Parece com outras propostas, mas tem algumas pérolas, como esta: “nas operações interestaduais, o imposto seria integralmente cobrado no estado de origem, mas apropriado pelo estado de destino”. Ou seja: um estado cobra e manda o dinheiro para o outro. Isso funciona? Alguns ministros falaram: Fernando Haddad, Guido Mantega. Tarso Genro falou pouco. Dilma Rousseff ficou em silêncio. A palavra foi para os governadores. Primeiro, Yeda Crusius, que reclamou: a interpretação do Judiciário da Lei de Responsabilidade Fiscal muda de estado a estado.

O governador de Alagoas, Teotonio Vilela (PSDB), falou de sua situação dramática e agradeceu a ajuda do governo federal. O da Paraíba, Cassio Cunha Lima, fez uma sugestão: a liberação da caução depositada pelos estados na negociação da dívida com o governo federal. O presidente Lula considerou justo. Pode significar R$ 2 bilhões para os estados.

O governador de São Paulo, José Serra, defendeu a suspensão do PIS/Cofins sobre empresas estaduais de água e esgoto, e que esses recursos não recolhidos pudessem ir para investimento.

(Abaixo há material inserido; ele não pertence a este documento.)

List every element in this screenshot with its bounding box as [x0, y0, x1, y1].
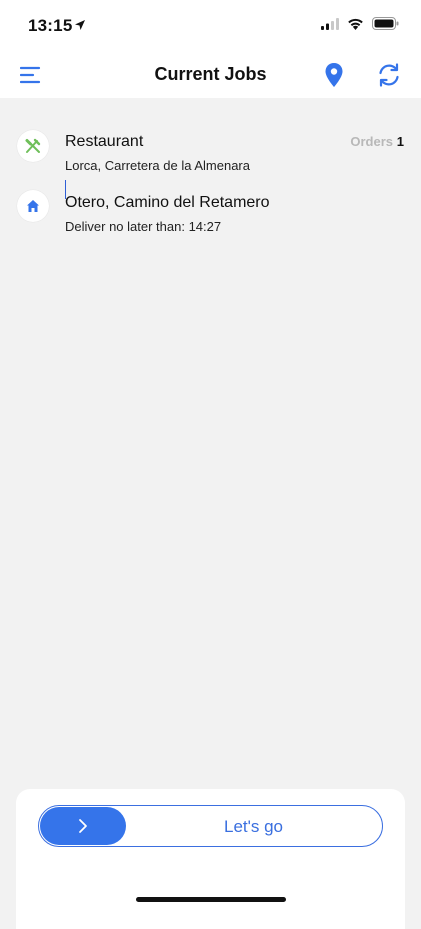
- bottom-panel: Let's go: [16, 789, 405, 929]
- location-arrow-icon: [75, 20, 85, 30]
- refresh-button[interactable]: [376, 62, 402, 88]
- job-title: Otero, Camino del Retamero: [65, 194, 270, 211]
- job-address: Lorca, Carretera de la Almenara: [65, 158, 250, 173]
- nav-bar: Current Jobs: [0, 52, 421, 98]
- home-badge: [17, 190, 49, 222]
- chevron-right-icon: [79, 819, 87, 833]
- lets-go-slider[interactable]: Let's go: [38, 805, 383, 847]
- status-bar: 13:15: [0, 0, 421, 52]
- refresh-icon: [379, 63, 399, 87]
- battery-icon: [372, 17, 399, 30]
- restaurant-badge: [17, 130, 49, 162]
- status-indicators: [321, 17, 399, 30]
- page-title: Current Jobs: [154, 64, 267, 84]
- job-deadline: Deliver no later than: 14:27: [65, 219, 222, 234]
- status-time: 13:15: [28, 16, 73, 35]
- home-icon: [27, 200, 39, 212]
- orders-label: Orders: [350, 134, 393, 149]
- job-list: Restaurant Lorca, Carretera de la Almena…: [0, 98, 421, 258]
- signal-icon: [321, 17, 339, 30]
- job-item-delivery[interactable]: Otero, Camino del Retamero Deliver no la…: [0, 190, 421, 288]
- fork-knife-icon: [25, 138, 41, 153]
- map-button[interactable]: [322, 62, 346, 88]
- slider-label: Let's go: [223, 817, 283, 836]
- orders-count: 1: [396, 134, 404, 149]
- map-pin-icon: [325, 63, 343, 87]
- job-item-restaurant[interactable]: Restaurant Lorca, Carretera de la Almena…: [0, 98, 421, 199]
- wifi-icon: [348, 18, 363, 30]
- slider-knob[interactable]: [40, 807, 126, 845]
- job-title: Restaurant: [65, 133, 144, 150]
- home-indicator: [136, 897, 286, 902]
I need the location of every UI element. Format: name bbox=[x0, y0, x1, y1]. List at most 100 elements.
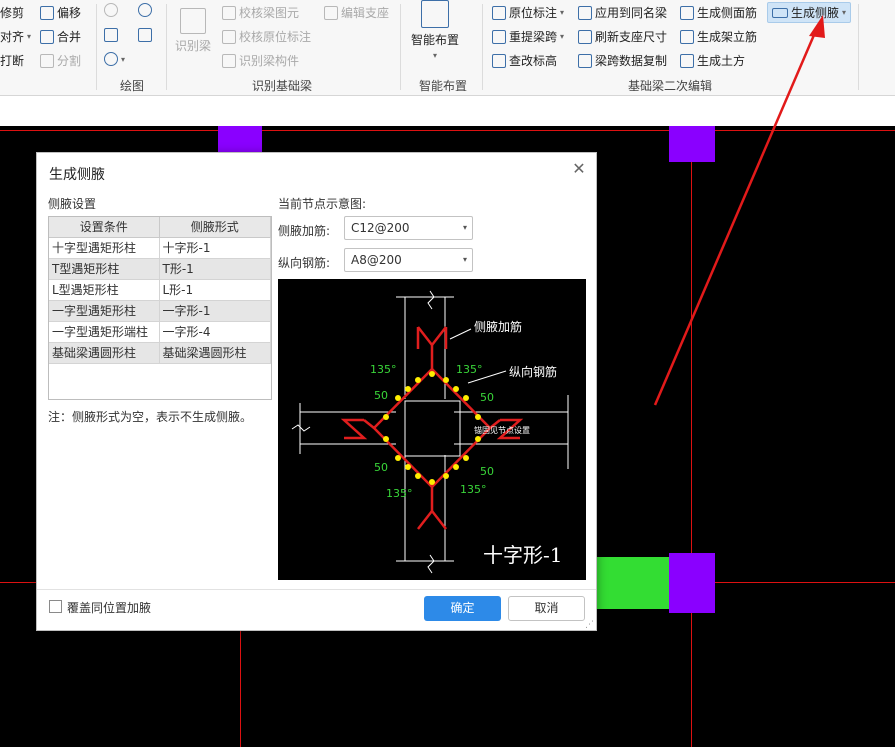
grid-line-right bbox=[691, 126, 692, 747]
table-row[interactable]: T型遇矩形柱 T形-1 bbox=[49, 258, 271, 280]
apply-same-beam-button[interactable]: 应用到同名梁 bbox=[578, 4, 667, 21]
copy-span-data-button[interactable]: 梁跨数据复制 bbox=[578, 52, 667, 69]
reextract-span-label: 重提梁跨 bbox=[509, 30, 558, 44]
ribbon-separator bbox=[96, 4, 97, 90]
edit-elev-label: 查改标高 bbox=[509, 54, 558, 68]
arc-tool[interactable]: ▾ bbox=[104, 52, 125, 66]
table-header-form[interactable]: 侧腋形式 bbox=[159, 217, 271, 238]
close-icon[interactable]: ✕ bbox=[571, 161, 587, 177]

Seria R$ 1,3 bilhão. Aécio deu o exemplo de Minas, que paga R$ 130 milhões por ano nesses impostos: — Se eu ficar com esse dinheiro, em dois anos, consigo fazer o saneamento do Vale do Jequitinhonha e Mucuri inteiros.

Paulo Hartung (ES) fez uma proposta intermediária, que significaria queda dos impostos recolhidos pelas empresas de saneamento, mas os governadores bateram pé no fim da tributação.

Houve propostas para se ter a DRE, ou seja, os estados poderem não cumprir toda a obrigação de investir em educação e saúde, como a DRU permite ao governo federal.

Alguns governadores foram contra. Entre eles, o governador do Rio, Sérgio Cabral.

Guido Mantega anunciou o apoio do governo a uma emenda que regulamenta o pagamento de precatórios, fixa um percentual anual.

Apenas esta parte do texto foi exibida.